Quando invece si vuole pretendere di precettare (e non solo temperare) il diritto allo sciopero per garantire diritti di una determinata azienda a produrre in un dato giorno in cui è stato chiamato uno sciopero, o il diritto per gli utenti alla mobilità, ai trasporti, a viaggiare senza disservizi nel giorno dello sciopero, o andare in vacanza, si è fuori contesto. Del resto, in questi casi non vi è un vincolo assoluto per l’utente dei servizi del trasporto a non muoversi in città, o a non raggiungere il proprio lavoro, ma solo un disagio nel raggiungere la propria destinazione. Se è in gioco un mero disagio degli utenti, con il temperamento dovrebbe prevalere il diritto allo sciopero, altrimenti si rischia di andare oltre la tutela promossa dalla legge 14690 che sul punto promuove l’autoregolazione e la responsabilità delle parti sociali.

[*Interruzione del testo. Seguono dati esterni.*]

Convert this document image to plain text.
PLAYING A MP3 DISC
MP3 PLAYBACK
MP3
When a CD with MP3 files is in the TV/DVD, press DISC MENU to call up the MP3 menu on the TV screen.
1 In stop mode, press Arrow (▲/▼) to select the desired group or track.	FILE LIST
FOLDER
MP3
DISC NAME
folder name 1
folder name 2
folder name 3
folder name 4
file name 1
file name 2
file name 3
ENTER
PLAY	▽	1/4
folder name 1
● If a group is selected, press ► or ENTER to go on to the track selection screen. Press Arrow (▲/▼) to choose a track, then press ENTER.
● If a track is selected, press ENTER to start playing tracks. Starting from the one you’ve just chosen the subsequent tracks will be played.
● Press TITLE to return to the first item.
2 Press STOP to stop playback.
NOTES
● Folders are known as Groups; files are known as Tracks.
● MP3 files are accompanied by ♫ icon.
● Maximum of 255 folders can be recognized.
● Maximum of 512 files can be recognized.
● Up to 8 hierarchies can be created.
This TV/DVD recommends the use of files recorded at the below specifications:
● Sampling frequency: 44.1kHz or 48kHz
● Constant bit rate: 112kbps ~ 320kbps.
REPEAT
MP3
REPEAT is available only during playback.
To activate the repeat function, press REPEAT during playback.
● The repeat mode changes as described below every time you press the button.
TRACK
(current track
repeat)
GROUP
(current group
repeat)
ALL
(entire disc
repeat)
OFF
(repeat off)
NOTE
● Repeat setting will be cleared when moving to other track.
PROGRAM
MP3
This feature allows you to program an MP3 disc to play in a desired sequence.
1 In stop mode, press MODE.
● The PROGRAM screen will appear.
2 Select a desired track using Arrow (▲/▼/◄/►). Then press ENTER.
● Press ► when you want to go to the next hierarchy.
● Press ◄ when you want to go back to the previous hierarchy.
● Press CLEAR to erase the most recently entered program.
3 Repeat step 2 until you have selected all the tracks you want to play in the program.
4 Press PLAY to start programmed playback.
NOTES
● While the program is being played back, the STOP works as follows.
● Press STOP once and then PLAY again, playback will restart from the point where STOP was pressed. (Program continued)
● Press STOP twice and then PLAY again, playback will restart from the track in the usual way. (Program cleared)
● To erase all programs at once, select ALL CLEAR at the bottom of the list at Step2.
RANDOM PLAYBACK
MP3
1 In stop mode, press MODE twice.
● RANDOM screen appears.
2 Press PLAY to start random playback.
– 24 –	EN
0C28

Anche allorquando si evochi il diritto al lavoro (per i lavoratori che non vogliono scioperare) bisogna precisare che in realtà non esiste alcun sacrificio dei diritti di chi non vuole scioperare. Chiunque potrà infatti non aderire ed esercitare il suo diritto al lavoro. Anche il contemperamento tra il diritto di chi sciopera e di chi no, sta nella previsione concordata dei servizi minimi essenziali, vero strumento di bilanciamento tra i diritti costituzionali di tutti gli attori coinvolti.
Il conflitto tra il ministro dei Trasporti Salvini e i leader della Cgil e della Uil, Landini e Bombardieri, pur riconoscendo che ci possano essere opinioni e posizioni politiche diverse, dovrebbe essere letto all’interno delle norme del nostro ordinamento, e quindi osservare semplicemente che nei casi recenti di sciopero chiamati organizzazioni sindacali, non si è mai leso un diritto fondamentale alla persona, quindi lo sciopero andrebbe (e andava) pienamente garantito.
Del resto, la sorveglianza di questo equilibrio delicato tra diritti fondamentali, secondo la legge, spetta prima di tutto alle stesse parti sociali e in seconda battuta alla Commissione di garanzia degli scioperi.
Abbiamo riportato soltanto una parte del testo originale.